The fee-payer will be responsible for deducting PAYE from the worker’s gross pay. This may be the end-client or a recruitment agency.
Which taxes should the fee-payer deduct from the PSC contractor’s income?
Employers’ National Insurance, Employees’ National Insurance and Income Tax.
Should anything else be deducted from the contract income by the fee-payer, aside from these taxes?
PAYE is the main responsibility of the fee-payer. The fee-payer is not responsible for other employment-related deductions such as student loan repayments, holiday pay and sick pay.
This may differ if you take on a personal contract through an umbrella company so it’s best to check with a specialist contractor accountant.
Once the deemed payment has been received by the PSC, is the contractor liable for any more taxes, either corporate or personal?
No, the income is deemed as already taxed so there shouldn’t be any further personal tax or Corporation Tax (CT). CT might be payable on expenses if charging at a profit or on a flat rate scheme profit but can’t think of any other reason why they would have a CT liability.
What happens to VAT if my work is caught by the new rules?

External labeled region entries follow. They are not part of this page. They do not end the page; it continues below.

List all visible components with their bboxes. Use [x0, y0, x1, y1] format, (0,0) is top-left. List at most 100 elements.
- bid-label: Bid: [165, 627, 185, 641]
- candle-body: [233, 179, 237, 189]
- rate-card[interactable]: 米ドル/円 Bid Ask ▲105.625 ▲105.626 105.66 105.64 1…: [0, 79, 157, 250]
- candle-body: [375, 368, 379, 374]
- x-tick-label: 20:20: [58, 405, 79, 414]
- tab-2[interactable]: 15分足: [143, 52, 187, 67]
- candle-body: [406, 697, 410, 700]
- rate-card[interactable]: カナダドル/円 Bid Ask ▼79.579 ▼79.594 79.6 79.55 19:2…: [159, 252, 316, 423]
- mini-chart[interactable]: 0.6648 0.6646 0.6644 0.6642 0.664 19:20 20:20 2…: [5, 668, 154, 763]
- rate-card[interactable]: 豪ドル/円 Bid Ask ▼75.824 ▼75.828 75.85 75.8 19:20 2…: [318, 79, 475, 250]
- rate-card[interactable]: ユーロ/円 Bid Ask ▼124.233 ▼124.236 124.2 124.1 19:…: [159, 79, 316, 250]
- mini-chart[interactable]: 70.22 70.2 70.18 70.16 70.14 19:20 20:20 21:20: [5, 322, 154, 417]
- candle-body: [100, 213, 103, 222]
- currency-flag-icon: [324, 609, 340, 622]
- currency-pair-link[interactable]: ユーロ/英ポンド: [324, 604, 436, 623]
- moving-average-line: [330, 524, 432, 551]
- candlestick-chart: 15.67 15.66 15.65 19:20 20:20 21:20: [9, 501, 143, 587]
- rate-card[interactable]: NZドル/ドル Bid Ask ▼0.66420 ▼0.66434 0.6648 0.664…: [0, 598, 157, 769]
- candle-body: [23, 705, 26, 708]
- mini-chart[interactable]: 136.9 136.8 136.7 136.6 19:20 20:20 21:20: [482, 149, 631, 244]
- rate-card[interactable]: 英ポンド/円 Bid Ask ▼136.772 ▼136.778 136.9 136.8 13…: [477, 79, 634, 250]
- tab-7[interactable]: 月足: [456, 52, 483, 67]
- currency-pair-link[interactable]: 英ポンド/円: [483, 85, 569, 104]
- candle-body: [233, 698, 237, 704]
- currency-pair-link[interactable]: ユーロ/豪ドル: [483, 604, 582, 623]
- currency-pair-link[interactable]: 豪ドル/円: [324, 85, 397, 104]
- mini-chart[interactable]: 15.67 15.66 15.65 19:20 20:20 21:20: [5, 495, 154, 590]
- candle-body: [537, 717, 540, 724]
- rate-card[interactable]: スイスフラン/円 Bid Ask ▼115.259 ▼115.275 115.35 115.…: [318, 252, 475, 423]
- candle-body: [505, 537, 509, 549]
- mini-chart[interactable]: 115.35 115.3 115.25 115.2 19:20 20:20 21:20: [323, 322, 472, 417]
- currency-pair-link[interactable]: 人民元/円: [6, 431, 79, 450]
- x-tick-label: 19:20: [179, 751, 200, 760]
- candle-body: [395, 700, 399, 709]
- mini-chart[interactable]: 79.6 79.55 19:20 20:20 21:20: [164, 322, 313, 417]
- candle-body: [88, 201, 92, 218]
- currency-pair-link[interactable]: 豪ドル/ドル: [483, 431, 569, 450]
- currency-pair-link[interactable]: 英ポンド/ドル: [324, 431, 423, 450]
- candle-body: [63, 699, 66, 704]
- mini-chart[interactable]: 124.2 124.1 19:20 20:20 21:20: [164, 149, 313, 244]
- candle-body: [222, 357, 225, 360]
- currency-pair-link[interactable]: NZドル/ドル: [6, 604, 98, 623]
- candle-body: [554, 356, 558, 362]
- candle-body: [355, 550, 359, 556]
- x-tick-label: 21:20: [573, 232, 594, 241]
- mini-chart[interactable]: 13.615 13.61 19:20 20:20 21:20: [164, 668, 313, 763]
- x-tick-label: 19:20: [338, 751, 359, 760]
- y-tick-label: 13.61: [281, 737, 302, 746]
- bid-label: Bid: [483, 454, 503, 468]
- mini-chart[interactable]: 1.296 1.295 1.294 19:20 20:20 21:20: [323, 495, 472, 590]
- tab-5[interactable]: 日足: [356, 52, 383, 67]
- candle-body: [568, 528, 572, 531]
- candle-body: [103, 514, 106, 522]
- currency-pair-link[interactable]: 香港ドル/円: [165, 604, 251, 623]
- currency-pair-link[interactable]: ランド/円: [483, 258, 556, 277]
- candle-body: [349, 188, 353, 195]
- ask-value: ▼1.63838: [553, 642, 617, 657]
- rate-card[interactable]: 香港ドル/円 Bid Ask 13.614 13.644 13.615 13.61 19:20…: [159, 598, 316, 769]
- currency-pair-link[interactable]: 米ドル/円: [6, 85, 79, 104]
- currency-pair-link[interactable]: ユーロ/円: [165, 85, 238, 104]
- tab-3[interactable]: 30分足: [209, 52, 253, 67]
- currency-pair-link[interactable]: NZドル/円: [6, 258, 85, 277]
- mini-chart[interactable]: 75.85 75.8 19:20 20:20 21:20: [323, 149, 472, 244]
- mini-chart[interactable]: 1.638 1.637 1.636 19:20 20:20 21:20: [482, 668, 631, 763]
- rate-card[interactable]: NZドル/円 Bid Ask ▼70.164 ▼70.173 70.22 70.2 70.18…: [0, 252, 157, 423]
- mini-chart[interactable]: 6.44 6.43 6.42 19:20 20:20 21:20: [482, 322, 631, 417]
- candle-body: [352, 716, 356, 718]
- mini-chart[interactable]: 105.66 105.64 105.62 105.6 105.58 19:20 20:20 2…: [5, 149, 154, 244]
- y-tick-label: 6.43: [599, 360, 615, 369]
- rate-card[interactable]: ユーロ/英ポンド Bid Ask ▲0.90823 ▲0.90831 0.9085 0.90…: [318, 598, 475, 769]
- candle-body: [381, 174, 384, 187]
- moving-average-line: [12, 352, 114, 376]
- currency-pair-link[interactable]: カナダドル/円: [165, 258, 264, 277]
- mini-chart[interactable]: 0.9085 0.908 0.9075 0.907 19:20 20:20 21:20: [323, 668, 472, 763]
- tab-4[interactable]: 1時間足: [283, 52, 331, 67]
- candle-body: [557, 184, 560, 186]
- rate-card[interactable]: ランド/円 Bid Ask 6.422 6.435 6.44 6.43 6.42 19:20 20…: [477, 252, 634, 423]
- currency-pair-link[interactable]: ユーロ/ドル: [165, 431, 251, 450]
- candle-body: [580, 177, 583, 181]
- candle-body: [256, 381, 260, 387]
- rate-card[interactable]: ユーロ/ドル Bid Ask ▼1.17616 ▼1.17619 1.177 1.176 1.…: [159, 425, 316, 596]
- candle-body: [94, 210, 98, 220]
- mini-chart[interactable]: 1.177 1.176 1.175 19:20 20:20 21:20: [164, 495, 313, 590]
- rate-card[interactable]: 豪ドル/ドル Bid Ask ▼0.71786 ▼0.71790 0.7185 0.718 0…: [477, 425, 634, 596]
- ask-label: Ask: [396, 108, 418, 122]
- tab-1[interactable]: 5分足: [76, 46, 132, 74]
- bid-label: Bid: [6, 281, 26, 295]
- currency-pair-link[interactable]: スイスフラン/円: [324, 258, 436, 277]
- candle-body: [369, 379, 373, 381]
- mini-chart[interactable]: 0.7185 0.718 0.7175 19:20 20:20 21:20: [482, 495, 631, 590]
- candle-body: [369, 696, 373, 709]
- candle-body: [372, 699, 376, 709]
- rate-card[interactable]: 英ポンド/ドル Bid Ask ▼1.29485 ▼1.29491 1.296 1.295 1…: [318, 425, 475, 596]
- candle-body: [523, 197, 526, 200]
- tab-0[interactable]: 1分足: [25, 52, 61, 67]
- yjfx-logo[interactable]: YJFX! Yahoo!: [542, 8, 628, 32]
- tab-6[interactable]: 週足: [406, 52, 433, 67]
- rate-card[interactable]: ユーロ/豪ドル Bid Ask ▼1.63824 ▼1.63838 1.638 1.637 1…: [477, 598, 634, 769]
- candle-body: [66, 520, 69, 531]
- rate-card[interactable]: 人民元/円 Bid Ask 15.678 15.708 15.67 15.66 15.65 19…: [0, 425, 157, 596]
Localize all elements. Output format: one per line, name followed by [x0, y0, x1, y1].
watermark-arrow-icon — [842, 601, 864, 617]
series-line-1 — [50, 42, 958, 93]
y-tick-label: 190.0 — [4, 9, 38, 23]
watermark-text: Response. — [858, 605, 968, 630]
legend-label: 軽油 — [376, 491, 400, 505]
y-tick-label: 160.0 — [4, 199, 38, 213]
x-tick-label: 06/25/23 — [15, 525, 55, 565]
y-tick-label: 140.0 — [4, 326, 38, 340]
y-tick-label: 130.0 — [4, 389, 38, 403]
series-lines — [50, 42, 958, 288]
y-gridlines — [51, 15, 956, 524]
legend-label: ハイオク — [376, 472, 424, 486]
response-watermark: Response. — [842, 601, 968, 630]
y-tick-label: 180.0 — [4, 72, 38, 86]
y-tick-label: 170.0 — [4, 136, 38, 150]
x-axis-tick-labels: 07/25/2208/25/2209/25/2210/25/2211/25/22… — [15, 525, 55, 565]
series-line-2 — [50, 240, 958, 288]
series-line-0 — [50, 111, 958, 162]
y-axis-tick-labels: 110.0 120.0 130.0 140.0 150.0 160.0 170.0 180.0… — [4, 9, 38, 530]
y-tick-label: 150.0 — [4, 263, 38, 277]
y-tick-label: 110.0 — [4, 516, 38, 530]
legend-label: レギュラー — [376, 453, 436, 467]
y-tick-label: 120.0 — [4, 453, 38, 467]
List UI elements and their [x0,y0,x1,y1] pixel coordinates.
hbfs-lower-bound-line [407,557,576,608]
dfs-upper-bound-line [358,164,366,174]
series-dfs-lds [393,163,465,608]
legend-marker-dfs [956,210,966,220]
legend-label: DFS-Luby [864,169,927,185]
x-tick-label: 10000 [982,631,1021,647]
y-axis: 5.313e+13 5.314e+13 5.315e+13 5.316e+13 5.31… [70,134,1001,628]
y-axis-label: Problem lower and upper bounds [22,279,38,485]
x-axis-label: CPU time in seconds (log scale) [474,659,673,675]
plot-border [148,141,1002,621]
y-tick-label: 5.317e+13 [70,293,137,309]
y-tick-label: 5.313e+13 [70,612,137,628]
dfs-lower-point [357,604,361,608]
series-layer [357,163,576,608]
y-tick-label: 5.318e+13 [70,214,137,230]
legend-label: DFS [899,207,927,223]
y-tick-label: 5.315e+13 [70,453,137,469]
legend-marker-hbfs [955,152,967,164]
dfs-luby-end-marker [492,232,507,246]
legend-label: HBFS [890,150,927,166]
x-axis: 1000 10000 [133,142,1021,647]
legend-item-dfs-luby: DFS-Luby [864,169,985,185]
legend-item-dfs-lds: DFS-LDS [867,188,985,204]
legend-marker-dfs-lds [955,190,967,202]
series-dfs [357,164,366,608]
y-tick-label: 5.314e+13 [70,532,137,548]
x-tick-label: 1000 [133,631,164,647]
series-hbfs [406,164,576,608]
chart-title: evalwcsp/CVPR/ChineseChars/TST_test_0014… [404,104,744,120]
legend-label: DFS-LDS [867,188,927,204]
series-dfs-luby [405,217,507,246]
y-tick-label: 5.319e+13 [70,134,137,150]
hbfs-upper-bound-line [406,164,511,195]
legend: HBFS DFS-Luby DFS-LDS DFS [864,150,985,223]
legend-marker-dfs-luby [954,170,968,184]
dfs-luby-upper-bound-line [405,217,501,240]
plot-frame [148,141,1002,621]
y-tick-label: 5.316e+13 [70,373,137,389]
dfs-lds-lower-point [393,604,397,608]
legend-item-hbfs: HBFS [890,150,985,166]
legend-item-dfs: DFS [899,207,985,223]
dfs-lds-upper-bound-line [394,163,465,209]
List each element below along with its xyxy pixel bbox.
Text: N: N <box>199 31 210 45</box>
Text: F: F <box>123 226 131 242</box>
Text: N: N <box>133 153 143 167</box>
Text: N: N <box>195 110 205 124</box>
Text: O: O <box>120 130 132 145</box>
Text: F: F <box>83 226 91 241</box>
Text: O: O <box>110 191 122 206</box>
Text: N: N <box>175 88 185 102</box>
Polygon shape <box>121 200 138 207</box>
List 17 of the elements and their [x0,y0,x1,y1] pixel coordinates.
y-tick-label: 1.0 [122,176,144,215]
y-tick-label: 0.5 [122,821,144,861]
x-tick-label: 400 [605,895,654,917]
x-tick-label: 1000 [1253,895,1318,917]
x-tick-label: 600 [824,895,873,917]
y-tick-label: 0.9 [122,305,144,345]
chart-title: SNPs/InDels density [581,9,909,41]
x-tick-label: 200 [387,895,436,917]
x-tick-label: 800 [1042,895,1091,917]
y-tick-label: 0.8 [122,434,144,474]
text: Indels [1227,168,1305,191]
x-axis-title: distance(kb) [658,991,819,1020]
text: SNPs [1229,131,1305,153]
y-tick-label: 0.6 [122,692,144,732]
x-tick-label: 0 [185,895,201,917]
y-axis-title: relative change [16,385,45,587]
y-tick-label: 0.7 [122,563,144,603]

VAT is still applied to all vatable invoices, whilst working on an inside IR35 role.
In what format can the contractor withdraw the deemed payment to pay to their personal account? A non-taxed dividend? Or is it just a deemed payment similar to a post-tax salary?
It would be deemed salary coming out of the company to them, not dividends.
What happens if, during the company year, a PSC contractor undertakes more than one contract role, where one falls under the new off-payroll rules, and the other does not?
The income derived from the role that is outside IR35 can be drawn as dividends, rather than the majority as a salary. There is often a misconception that whilst working ‘inside IR35’, you can’t draw dividends. In fact, you can, as long as the dividends come from the available profits from your ‘outside’ role.
A specialist contractor accountant like SG can help determine the difference in these profits and assist you with your income planning.